Unravelling the exposome – the final EHEN Stakeholder Event
Scientific researchers met EU policy and civil society representatives for the final European Human Exposome Network (EHEN) stakeholder event, “Unravelling the exposome – towards a new systematic understanding of the cause of diseases”, on 28th November 2024.
The event, hosted by the European Commission’s DG Research & Innovation in Brussels, aimed to leverage scientific evidence from the nine EHEN projects to demonstrate the influence of the exposome on the lives of EU citizens, especially on their health, and to showcase the potential of exposome research to drive policy actions.
In an opening address that underlined the importance of scientific evidence from the EHEN network to EU policy making, François Wakenhut, Head of Clean Air and Urban Policy Unit (DG ENV) highlighted that:
“Exposome research will be critical to discovering links to inequalities and considering social fairness in environmental and health policies.”
Key themes of the meeting were the urban environment, chemical and workplace exposures, air pollution, and management of health data for research.
Exposome and health in the urban environment
On the urban environment, EHEN researchers presented evidence and tools with high potential for wider roll out and for policy action, including:
- European exposome maps and urban simulation tools from EXPANSE using a range of geographical data, including air pollution and climatic data, over a twenty-year period from 2000 to 2020.
- Case studies from HEAP showing the potential of consumer purchase data and wearable sensors to monitor health and provide personalised lifestyle advice.
- Evidence from Equal-Life and HEDIMED on the benefits of urban green spaces for children’s mental health and on the development of immune diseases such as type 1 diabetes and asthma.
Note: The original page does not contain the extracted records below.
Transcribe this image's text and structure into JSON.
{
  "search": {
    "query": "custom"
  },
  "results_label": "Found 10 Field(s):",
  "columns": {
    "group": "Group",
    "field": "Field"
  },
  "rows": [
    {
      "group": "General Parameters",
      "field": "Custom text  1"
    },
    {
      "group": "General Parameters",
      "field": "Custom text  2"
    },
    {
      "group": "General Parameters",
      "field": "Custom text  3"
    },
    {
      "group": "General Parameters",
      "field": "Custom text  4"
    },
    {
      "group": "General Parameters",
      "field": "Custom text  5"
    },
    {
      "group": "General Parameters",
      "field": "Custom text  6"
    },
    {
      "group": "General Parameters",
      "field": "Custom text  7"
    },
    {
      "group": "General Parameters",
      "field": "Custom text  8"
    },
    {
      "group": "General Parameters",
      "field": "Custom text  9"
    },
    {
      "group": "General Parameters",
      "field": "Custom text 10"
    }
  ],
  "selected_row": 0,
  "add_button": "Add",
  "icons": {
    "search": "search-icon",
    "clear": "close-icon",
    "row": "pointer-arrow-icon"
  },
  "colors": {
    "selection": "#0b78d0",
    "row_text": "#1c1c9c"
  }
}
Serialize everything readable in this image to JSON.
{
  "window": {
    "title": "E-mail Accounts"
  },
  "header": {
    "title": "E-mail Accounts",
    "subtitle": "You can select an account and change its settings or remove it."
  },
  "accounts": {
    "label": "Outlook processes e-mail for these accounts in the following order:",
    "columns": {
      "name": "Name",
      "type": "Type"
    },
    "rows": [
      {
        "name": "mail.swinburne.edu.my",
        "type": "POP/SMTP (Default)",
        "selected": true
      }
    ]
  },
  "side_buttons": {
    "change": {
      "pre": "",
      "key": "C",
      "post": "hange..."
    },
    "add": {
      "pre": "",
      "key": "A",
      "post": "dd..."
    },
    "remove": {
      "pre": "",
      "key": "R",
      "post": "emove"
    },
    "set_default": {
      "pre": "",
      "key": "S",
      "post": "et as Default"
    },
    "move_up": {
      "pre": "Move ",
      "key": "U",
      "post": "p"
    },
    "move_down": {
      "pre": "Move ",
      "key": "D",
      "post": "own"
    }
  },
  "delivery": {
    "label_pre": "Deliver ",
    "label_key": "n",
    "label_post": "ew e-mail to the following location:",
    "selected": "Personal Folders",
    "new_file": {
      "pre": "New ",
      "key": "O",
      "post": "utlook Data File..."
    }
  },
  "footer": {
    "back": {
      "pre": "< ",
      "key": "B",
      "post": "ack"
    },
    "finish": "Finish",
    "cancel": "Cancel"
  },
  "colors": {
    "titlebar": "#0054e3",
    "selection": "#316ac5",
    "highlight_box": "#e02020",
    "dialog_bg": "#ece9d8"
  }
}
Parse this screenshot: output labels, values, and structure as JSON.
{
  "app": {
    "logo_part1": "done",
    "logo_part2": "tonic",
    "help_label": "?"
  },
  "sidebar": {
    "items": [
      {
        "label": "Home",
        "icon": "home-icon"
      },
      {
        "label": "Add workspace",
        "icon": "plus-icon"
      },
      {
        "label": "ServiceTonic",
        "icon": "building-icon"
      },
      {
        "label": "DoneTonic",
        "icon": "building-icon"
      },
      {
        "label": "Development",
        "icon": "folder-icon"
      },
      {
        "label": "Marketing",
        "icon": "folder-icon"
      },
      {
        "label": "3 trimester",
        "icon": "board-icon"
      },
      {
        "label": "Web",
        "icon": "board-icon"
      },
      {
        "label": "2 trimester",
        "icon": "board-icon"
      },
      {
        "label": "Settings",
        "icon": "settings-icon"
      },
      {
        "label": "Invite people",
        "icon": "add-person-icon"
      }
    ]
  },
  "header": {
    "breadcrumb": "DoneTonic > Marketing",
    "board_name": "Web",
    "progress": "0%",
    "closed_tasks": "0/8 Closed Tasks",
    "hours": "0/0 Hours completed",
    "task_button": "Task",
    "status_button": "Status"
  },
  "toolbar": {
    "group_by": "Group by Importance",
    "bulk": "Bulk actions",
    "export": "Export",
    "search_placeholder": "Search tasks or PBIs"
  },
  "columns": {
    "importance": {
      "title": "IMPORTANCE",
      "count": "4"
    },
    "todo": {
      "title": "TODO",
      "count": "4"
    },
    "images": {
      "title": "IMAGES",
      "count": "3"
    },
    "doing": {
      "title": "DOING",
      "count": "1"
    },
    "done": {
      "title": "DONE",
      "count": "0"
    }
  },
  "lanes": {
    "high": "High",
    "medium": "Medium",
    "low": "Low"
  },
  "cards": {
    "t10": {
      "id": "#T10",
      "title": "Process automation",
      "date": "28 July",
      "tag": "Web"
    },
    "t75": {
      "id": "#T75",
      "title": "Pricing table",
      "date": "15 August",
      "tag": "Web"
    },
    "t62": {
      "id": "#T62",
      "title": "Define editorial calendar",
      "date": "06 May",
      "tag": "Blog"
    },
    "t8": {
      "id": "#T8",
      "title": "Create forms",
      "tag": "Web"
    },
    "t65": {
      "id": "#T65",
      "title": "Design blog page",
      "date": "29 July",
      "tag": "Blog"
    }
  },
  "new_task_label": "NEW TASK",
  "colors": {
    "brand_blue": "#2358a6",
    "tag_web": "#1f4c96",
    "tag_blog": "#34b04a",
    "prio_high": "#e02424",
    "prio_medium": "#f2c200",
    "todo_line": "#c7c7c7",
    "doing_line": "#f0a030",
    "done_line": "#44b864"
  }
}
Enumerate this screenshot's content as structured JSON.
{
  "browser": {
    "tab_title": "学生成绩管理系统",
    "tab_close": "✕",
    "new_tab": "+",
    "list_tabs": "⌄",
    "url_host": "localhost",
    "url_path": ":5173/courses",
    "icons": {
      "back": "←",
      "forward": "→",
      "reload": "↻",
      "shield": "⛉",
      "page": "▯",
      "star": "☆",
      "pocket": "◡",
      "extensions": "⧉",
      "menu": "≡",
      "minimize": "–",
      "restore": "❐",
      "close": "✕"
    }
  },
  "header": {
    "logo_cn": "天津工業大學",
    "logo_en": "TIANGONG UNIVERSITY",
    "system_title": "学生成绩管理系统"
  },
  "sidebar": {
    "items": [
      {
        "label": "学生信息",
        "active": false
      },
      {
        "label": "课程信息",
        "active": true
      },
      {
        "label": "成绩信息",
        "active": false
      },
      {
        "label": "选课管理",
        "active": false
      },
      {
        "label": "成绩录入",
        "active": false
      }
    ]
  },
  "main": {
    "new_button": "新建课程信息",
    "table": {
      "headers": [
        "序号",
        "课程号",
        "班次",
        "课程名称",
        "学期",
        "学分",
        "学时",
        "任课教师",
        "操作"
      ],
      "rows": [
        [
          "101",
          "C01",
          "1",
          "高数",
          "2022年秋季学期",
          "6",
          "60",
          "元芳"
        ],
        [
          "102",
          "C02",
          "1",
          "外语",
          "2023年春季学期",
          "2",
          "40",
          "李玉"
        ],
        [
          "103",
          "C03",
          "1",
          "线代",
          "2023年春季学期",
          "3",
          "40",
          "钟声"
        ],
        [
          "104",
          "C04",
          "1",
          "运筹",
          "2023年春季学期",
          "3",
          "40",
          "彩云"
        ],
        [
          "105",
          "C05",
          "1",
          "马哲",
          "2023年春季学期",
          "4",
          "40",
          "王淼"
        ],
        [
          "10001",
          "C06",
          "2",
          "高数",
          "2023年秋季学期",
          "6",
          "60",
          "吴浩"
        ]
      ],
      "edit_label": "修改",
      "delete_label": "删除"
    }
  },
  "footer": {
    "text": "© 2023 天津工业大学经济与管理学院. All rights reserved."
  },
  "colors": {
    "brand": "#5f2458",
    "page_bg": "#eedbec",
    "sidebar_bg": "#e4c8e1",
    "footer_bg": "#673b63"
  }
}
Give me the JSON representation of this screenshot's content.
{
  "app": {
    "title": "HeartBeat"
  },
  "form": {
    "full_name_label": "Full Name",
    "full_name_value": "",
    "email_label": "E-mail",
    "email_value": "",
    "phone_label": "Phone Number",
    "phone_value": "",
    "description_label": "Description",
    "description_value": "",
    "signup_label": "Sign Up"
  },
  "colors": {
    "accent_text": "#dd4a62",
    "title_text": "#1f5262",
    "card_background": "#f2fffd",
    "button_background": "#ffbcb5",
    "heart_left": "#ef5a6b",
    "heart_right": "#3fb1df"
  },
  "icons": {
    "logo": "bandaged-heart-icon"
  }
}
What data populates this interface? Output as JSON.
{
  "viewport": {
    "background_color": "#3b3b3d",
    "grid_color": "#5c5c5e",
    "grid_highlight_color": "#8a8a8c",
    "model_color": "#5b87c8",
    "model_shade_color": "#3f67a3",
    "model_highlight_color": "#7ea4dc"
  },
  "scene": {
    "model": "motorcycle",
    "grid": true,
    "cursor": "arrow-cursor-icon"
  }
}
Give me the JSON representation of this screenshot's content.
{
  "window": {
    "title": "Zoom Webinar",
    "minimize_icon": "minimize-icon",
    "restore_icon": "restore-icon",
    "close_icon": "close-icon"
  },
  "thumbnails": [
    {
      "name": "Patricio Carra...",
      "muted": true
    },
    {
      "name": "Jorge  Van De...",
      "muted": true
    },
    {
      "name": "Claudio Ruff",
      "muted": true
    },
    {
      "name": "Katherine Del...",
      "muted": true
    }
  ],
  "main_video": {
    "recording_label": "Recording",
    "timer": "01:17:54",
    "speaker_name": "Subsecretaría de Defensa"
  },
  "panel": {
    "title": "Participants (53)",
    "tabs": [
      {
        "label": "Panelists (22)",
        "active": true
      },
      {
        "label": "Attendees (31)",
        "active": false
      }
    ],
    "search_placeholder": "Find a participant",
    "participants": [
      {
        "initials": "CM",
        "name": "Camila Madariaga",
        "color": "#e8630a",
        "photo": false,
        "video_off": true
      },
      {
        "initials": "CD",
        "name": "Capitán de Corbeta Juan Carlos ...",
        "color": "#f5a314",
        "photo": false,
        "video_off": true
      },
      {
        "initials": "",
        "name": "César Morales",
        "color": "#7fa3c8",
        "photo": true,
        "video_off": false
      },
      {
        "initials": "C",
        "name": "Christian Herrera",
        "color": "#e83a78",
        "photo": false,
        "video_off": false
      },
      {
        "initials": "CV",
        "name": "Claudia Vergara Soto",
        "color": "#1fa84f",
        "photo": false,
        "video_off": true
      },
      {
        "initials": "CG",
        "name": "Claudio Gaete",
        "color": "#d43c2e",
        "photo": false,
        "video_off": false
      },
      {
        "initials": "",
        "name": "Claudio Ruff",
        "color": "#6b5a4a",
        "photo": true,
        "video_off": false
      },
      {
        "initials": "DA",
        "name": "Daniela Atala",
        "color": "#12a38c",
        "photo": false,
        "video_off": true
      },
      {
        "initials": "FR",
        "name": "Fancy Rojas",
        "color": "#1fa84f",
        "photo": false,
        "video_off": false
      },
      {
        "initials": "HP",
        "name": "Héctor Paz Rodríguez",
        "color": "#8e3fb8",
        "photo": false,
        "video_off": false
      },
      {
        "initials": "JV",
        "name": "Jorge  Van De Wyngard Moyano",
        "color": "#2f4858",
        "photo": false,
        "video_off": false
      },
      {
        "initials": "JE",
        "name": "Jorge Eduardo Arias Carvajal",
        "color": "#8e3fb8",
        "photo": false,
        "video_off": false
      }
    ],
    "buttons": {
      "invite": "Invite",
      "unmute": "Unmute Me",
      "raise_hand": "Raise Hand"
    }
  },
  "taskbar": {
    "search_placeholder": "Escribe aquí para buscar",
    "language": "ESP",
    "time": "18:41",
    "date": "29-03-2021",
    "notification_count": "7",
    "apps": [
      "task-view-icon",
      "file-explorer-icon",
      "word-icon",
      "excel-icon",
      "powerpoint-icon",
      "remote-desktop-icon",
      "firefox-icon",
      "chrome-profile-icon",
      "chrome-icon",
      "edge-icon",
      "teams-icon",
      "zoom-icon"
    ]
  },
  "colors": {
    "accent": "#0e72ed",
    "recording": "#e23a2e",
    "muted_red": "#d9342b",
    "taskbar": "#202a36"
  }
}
At a panel discussion on bridging the gap between science and policy, Roel Vermeulen, Principal Investigator of EXPANSE said:
“Scientists need to work on implementation – working and testing interventions at local levels, learning from each step, neighbourhood by neighbourhood.”
Chemicals, pollution and the occupational environment
During the next session, a presentation from ATHLETE compared the “silent threat of chemical pollution” to the hidden base of an iceberg, since 90% of chemicals in everyday products – which include endocrine disruptors, pesticides, micro-plastics and heavy metals – are released to market with little or no assessment of their health effects.
EPHOR presented a data-driven approach to monitoring workplace exposures that could be used to reduce work-related diseases and pave the way for occupational “exposome passports”. Researchers achieved this by building a comprehensive overview of workplace exposures and workers’ health through environmental sensors on temperatures, noise, and pollution, wearable sensor data on sleep quality, and clinical data on mental health and respiratory diseases.
The REMEDIA project presented a research platform, PolluRisk, which uses a simulation chamber to study health effects of air pollution by exposing preclinical models (mice) to simulated atmospheric pollution.
The panel discussion on everyday exposures focused on the importance of public awareness of health hazards linked to chemicals and air pollution.
“If you can convince the general public that something has an impact on their health and on the health of their children, then this is a way to add political pressure”
said Christian Horemans of the National Federation of Independent Health Insurance Funds (Mutualités Libres), the third biggest group of health insurance funds in Belgium.
The panel acknowledged the challenges facing researchers, who feel they are in a race against time when investigating harmful effects of new chemicals in products already approved for sale. The current European regulatory framework for chemicals, REACH, was felt to be lacking, even though progress is being made on regulating classes of chemicals rather than individual chemical substances. Finally, the panel highlighted the health effects of common chemical mixtures or combinations that people are exposed to via everyday products and in the environment as an area for future research.
Exposome research and health data
The final session of the event focused on health data and legal frameworks. Presentations included the European Health Research Data and Sample Catalogue, jointly developed by the LongITools and ATHLETE projects. The catalogue facilitates data discovery and cross-study comparisons and expands the range of people and environments considered in research studies, leading to more robust scientific conclusions.
Other presentations focused on legal frameworks for exposome research in the EU. The EHEN Working Group on Ethics & Law highlighted the need for clarity on the scope of consent to process personal data for research. This issue has increased in relevance with the impending implementation of the European Health Data Space (EHDS). Discussions with policy makers on research and health data considerations, as well as Artificial Intelligence, stressed the need for a balanced legal and ethical framework to govern access to health data, and the importance of trust when conducting research in a data-driven society.
Looking to the future, the final presentation from EXIMIOUS set out the practical, legal and ethical challenges facing researchers in reaching the “next level” of insight that could make personalised preventative medicine a reality. While acknowledging the difficulties ahead, Principal Investigator Peter Hoet underlined the opportunities offered by researching diseases in their early stages, using a combination of environmental, clinical and biological data and methodologies including genomics, epigenomics, and metabolomics.
Through a compelling body of research and discussions with policy makers, the final EHEN stakeholder event delivered a resounding message – that exposome research is key to unravelling the mysteries that still surround the environmental causes and individual trajectories of diseases, and is an indispensable “design tool” for the health and environmental policies of the future.